For one project done outside the classroom, Smith experimented with unconventional media. "I use these small squares of plywood; I put nails around the outside, and then stretched rubber bands across to make a grid." The hovering rubber band grid then acts as the perfect net to contain a collage made up of paper and images.
A class project required Smith to learn a new skill, not to mention a hard one. "Our second assignment was to learn a new material. I decided I wanted to learn to weld," she said. Smith was inspired by the material because, for this particular assignment, the material came before the idea. "I made this giant pair of aviator sunglasses," she explained. The shades are still a work in progress: Both hinges work, and the glasses themselves are at least three feet wide.
Smith takes an interesting approach to playing off of what she describes as her "baby." "When I made the lenses, I had to use these huge molds. The molds aren't actually part of the sunglasses, but they're really beautiful and heavy. I thought it would be kind of cool to use the byproducts of my work to make a new work," she said.
Smith is currently working on a project inspired by the Oscar-nominated film Up In the Air. In the movie, George Clooney's character gives a lecture about the weight of life, asking his audience, "What if you put your entire life in a backpack?
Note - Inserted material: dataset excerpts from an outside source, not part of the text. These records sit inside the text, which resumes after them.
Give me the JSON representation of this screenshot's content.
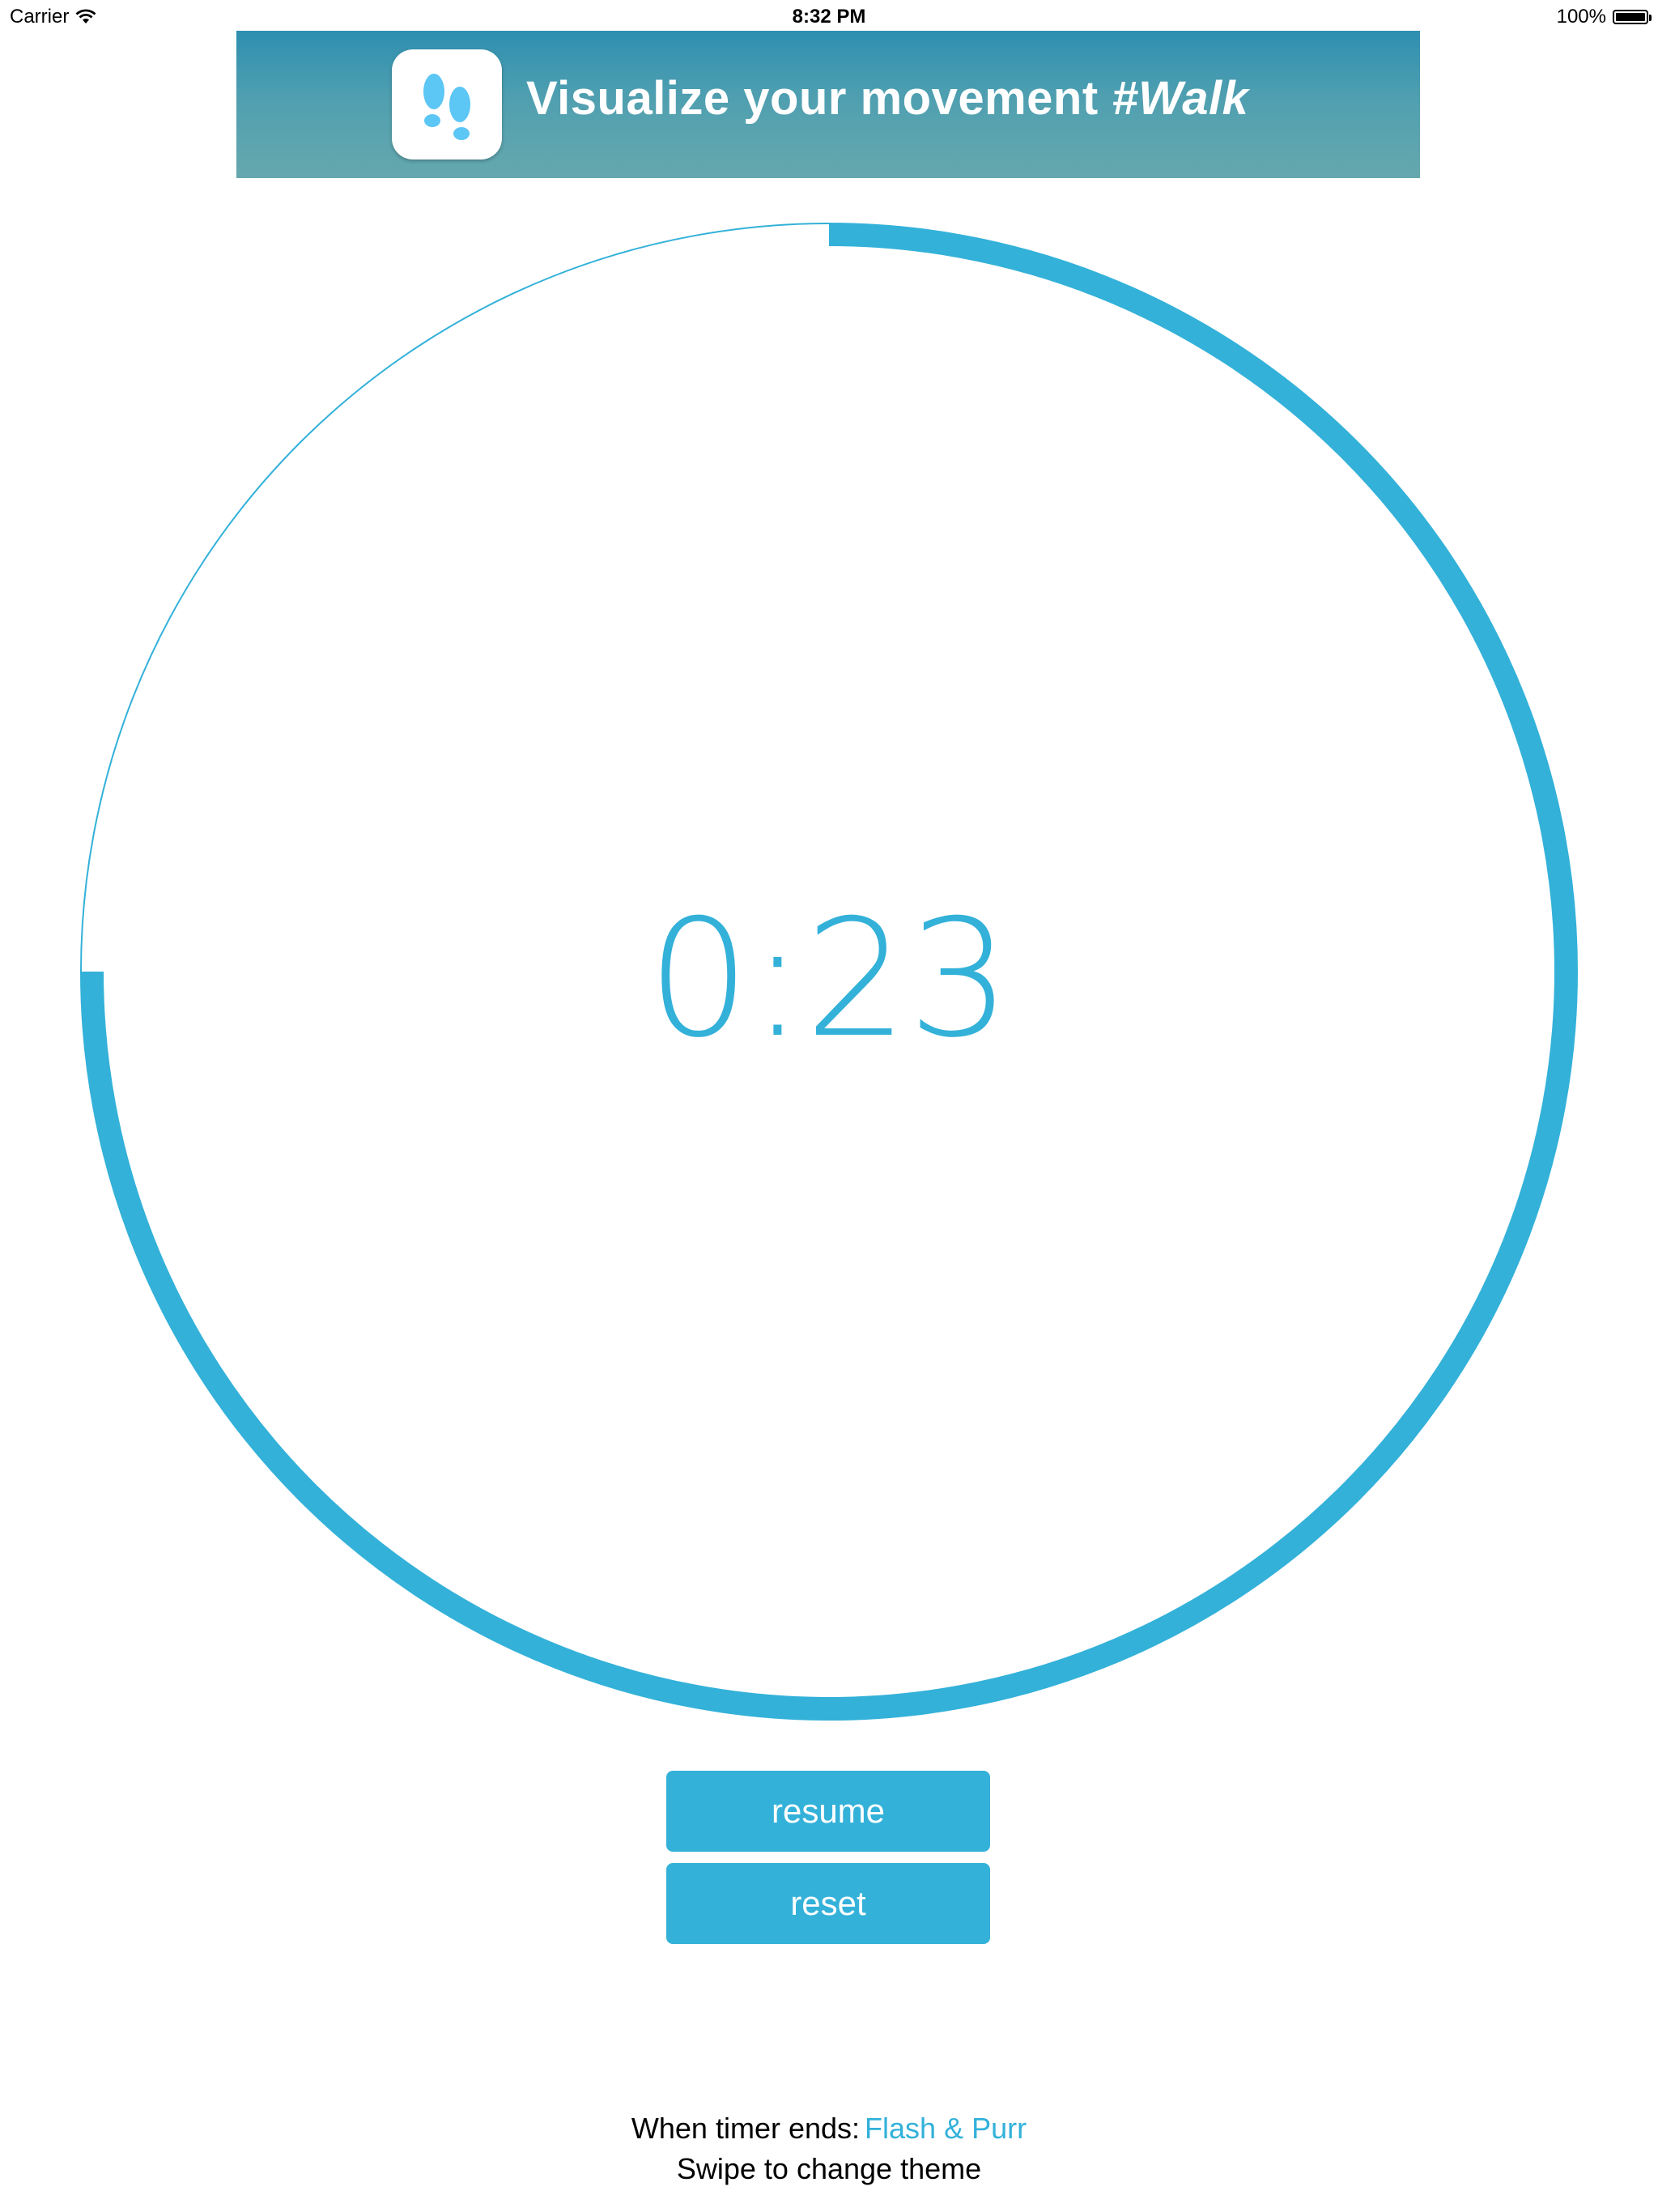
{
  "status_bar": {
    "carrier": "Carrier",
    "time": "8:32 PM",
    "battery": "100%",
    "wifi_icon": "wifi-icon",
    "battery_icon": "battery-icon"
  },
  "banner": {
    "icon": "footprints-icon",
    "text": "Visualize your movement",
    "hashtag": "#Walk"
  },
  "timer": {
    "display": "0:23",
    "progress_fraction": 0.75,
    "accent_color": "#33b1d9"
  },
  "buttons": {
    "resume_label": "resume",
    "reset_label": "reset"
  },
  "footer": {
    "timer_end_label": "When timer ends:",
    "timer_end_value": "Flash & Purr",
    "theme_hint": "Swipe to change theme"
  }
}
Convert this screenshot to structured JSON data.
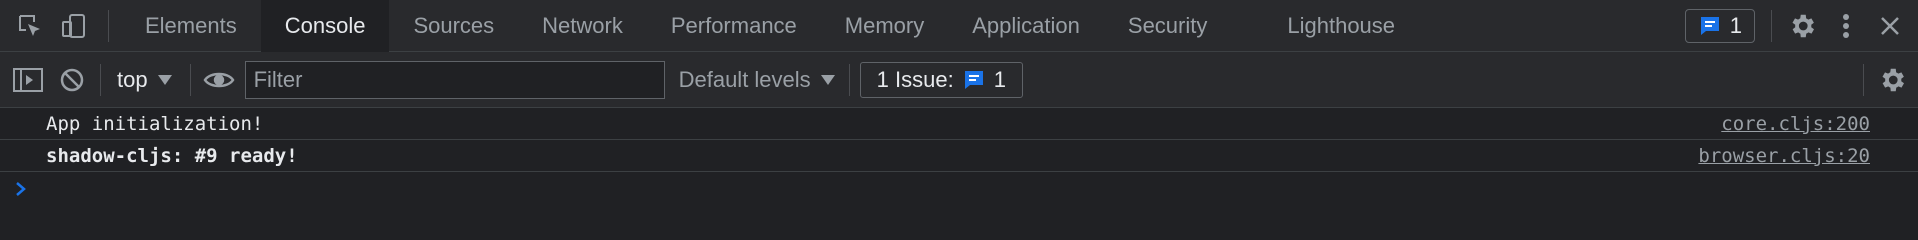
{
  "colors": {
    "accent": "#1a73e8",
    "link": "#9aa0a6",
    "background": "#202124",
    "toolbar": "#292a2d"
  },
  "toolbar": {
    "tabs": [
      {
        "label": "Elements"
      },
      {
        "label": "Console",
        "active": true
      },
      {
        "label": "Sources"
      },
      {
        "label": "Network"
      },
      {
        "label": "Performance"
      },
      {
        "label": "Memory"
      },
      {
        "label": "Application"
      },
      {
        "label": "Security"
      },
      {
        "label": "Lighthouse"
      }
    ],
    "issues_count": "1"
  },
  "console_toolbar": {
    "context": "top",
    "filter_placeholder": "Filter",
    "levels": "Default levels",
    "issues_label": "1 Issue:",
    "issues_count": "1"
  },
  "messages": [
    {
      "text": "App initialization!",
      "source": "core.cljs:200",
      "bold": false
    },
    {
      "text": "shadow-cljs: #9 ready!",
      "source": "browser.cljs:20",
      "bold": true
    }
  ]
}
How much would that weigh you down?"
For her project, Smith interpreted this question literally: "I decided I was going to figure out how much everything in my life weighed—my house, my car, ‘my bed, my desk, my friends," she explained. "The idea is that it's the weight of my life."
To finish the project, she'll put a punningly clever twist on death. "I'm going to make a gravestone with my name on it and the weight of my life in pounds. Then it'll have some silly quote like ‘Was it worth the weight?'" she said.
Being a studio art major at Vassar has caused Smith's style to evolve and grow. "In high school, I would just copy photos in charcoal on a big scale," she explained. "I got here and we couldn't use a grid and we couldn't look at photographs." What is considered good must be backed up with ideas and originality. "The art classes I'm taking here have definitely changed my perspective and put me in a new direction," she said.